Admirez. C'est un agent d'immeubles qui parle et qui dit, la main sur le coeur, qu'il aime mieux perdre une vente que d'aller contre ses convictions.

J'ai pleuré un peu.

« De toute façon, à Brigham, la vérité flotte au grand air, ajoute Maurizio, au garde-à-vous. La vérité, c'est ce drapeau du Québec qui souhaite la bienvenue à certains citoyens seulement, des citoyens qui voient un ennemi dans le Canada, des citoyens qui parlent de race pure. »

Évidemment, l'Américain ( s'il a jamais existé ) est allé s'acheter une ferme en Ontario. Et Maurizio s'est dépêché d'aller porter son histoire au Guide qui s'est dépêché de titrer sur huit colonnes : « Un cas vécu dans l'immobilier à Brigham ».

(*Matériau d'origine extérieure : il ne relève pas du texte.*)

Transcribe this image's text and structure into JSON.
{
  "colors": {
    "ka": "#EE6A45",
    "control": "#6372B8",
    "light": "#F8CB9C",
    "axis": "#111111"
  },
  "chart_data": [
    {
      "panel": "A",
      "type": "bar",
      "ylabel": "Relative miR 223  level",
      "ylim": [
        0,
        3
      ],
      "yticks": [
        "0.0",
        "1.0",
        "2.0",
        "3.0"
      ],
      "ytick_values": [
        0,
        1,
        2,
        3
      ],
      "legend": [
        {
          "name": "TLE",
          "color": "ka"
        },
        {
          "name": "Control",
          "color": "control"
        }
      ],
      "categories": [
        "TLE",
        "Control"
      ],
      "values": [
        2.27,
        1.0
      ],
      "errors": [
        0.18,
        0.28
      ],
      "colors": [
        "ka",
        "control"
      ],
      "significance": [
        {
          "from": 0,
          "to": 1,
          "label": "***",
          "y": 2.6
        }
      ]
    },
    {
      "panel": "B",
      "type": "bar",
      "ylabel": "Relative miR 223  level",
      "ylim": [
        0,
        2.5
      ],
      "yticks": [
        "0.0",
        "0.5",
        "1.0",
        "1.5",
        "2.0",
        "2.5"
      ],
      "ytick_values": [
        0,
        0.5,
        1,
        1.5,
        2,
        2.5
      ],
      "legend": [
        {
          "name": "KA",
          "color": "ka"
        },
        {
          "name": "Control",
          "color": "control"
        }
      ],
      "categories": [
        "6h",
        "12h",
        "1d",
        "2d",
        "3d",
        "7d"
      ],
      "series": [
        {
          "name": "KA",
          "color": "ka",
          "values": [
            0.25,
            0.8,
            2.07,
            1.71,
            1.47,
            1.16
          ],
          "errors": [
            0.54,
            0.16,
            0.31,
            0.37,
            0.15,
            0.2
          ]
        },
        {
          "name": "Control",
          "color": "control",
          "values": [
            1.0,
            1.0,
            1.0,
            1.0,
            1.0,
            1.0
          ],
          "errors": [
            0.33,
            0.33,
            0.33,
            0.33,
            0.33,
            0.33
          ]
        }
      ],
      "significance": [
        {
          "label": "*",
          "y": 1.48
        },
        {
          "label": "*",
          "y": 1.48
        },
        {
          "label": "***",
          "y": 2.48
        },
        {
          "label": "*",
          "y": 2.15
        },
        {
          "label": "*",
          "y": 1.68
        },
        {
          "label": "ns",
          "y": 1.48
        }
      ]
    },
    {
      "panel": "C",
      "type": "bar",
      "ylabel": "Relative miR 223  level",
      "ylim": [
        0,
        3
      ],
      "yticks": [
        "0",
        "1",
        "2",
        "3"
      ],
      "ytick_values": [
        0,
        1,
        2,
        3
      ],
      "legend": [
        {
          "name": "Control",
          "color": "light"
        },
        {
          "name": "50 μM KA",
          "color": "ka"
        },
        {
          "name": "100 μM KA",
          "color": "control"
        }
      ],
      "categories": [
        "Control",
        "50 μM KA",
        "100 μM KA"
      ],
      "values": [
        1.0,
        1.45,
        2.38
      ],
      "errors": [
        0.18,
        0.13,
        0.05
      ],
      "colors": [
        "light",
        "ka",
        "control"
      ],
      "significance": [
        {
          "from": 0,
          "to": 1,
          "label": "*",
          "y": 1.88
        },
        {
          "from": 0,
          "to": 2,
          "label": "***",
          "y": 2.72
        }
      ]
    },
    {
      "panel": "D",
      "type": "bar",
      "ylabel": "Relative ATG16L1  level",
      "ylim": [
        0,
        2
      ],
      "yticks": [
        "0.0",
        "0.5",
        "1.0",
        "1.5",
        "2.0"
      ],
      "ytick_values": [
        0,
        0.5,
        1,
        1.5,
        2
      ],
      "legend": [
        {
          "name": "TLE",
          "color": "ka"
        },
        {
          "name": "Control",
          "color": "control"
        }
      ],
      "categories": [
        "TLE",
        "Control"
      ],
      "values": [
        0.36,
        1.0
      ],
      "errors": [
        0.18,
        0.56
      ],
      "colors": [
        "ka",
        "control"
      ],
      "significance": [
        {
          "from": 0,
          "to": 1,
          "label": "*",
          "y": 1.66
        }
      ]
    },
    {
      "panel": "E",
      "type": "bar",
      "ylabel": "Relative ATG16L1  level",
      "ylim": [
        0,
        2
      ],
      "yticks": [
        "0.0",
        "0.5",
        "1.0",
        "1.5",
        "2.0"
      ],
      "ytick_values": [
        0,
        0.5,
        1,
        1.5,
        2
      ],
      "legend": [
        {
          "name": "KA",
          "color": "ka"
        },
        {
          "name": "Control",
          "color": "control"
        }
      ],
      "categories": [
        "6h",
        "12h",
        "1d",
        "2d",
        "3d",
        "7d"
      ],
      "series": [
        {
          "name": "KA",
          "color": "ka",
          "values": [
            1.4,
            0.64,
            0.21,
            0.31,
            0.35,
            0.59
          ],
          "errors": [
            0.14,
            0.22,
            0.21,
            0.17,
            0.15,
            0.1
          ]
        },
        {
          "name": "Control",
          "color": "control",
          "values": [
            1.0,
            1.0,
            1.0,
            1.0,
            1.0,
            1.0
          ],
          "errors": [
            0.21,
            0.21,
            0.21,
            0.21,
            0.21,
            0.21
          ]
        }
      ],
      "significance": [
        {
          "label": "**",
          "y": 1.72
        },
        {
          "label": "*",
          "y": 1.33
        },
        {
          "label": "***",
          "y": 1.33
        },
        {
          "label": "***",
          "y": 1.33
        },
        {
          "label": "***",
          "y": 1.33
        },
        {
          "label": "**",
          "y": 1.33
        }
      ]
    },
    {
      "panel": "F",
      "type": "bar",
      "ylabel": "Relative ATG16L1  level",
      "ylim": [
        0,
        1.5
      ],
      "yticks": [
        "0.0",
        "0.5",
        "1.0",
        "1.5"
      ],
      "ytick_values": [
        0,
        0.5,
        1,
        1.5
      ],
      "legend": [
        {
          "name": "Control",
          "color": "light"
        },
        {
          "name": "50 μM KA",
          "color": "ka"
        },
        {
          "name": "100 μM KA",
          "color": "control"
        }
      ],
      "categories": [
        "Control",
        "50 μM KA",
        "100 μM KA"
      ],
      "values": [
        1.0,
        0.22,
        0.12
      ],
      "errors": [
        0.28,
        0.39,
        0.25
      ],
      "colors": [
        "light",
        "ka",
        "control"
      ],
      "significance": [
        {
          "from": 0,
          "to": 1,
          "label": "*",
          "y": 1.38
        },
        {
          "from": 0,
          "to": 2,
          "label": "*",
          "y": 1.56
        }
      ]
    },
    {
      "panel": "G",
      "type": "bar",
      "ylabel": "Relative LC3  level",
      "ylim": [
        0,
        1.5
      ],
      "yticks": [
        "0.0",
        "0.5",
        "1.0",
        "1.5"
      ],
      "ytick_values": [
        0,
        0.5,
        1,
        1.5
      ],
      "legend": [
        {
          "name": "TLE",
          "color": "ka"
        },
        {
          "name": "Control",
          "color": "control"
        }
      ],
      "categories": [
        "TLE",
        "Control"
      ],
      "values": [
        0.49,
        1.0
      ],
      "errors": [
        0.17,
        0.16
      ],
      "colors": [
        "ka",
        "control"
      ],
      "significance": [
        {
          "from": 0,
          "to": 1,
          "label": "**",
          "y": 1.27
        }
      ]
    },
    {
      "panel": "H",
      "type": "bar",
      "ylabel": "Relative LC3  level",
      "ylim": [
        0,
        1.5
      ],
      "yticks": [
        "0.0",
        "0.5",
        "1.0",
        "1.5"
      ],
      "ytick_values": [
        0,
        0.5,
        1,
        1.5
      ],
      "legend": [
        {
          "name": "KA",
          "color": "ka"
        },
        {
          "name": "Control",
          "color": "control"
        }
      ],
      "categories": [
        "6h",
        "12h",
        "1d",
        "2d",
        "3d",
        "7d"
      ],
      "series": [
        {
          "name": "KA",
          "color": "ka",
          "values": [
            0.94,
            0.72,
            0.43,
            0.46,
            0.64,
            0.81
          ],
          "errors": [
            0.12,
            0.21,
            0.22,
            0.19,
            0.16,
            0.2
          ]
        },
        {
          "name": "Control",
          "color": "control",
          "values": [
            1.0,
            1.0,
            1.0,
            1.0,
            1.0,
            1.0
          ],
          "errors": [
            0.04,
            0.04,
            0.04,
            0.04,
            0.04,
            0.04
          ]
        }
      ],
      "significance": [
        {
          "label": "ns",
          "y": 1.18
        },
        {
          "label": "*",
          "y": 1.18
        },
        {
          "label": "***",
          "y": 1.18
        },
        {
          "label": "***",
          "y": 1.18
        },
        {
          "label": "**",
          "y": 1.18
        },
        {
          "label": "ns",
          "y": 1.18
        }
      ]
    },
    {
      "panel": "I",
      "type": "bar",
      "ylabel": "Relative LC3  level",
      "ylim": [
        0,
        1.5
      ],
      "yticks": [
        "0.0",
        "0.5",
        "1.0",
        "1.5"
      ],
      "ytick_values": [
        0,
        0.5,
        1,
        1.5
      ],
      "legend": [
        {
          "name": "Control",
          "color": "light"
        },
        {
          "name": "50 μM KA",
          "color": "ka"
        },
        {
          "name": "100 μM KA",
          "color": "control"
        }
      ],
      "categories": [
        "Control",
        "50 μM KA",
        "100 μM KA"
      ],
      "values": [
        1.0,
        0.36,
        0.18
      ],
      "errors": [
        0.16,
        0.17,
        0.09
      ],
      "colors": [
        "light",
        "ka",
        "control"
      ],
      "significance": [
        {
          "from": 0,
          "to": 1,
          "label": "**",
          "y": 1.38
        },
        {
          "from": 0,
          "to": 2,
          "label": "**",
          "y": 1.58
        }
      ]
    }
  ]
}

Un cas vécu, hein ? Vaffanculo, va...

MISE AU POINT - À propos de l'affaire Normand Lester qui s'est fait rembarrer en anglais dans un hôpital anglais... mon collègue Serge Chapleau et moi-même voudrions protester contre une affirmation de cette grosse tarte de Gilles Rhéaume qui affirmait sur cinq colonnes dans La Presse de jeudi que : « Nous sommes tous des Normand Lester ».

Whaô.

On s'en est parlé, Serge et moi, et on voudrait que ce soit très clair : on n'est pas des Normand Lester. Ni l'un ni l'autre. Pas une crisse de minute. C'tu clair ?

Lester, c'est un petit gros alors que Chapleau est grand et sec. Et que moi je suis plutôt brillant. Alors s'il vous plaît, hein...

TOTALEMENT ET ABSOLUMENT - Donovan Bailey détient le record du monde du 100 mètres en 9,84 secondes.

Je viens d'entendre à la radio qu'à Atlanta, où se déroulent en ce moment les Paraolympiques, un athlète, sans bras, a couru le 100 mètres en 10,7 secondes.

C'est absolument, totalement incroyable.

Un autre, sans bras ni jambes, a couru le 100 mètres en 11,46, avec des prothèses.

C'est absolument, totalement renversant.

Sauf que ses prothèses étaient trop longues. C'est du moins ce que prétendent d'autres concurrents handicapés. Étaient-ce les pieds qui étaient trop longs ? Les jambes ? Je ne sais pas. Toujours est-il qu'un protêt a été déposé contre le démembré à prothèses.

Et ça mon vieux, ce n'est absolument pas étonnant. Handicapés ou pas, l'Homme et sa fiancée sont des putes totalement jalouses du bonheur de l'autre.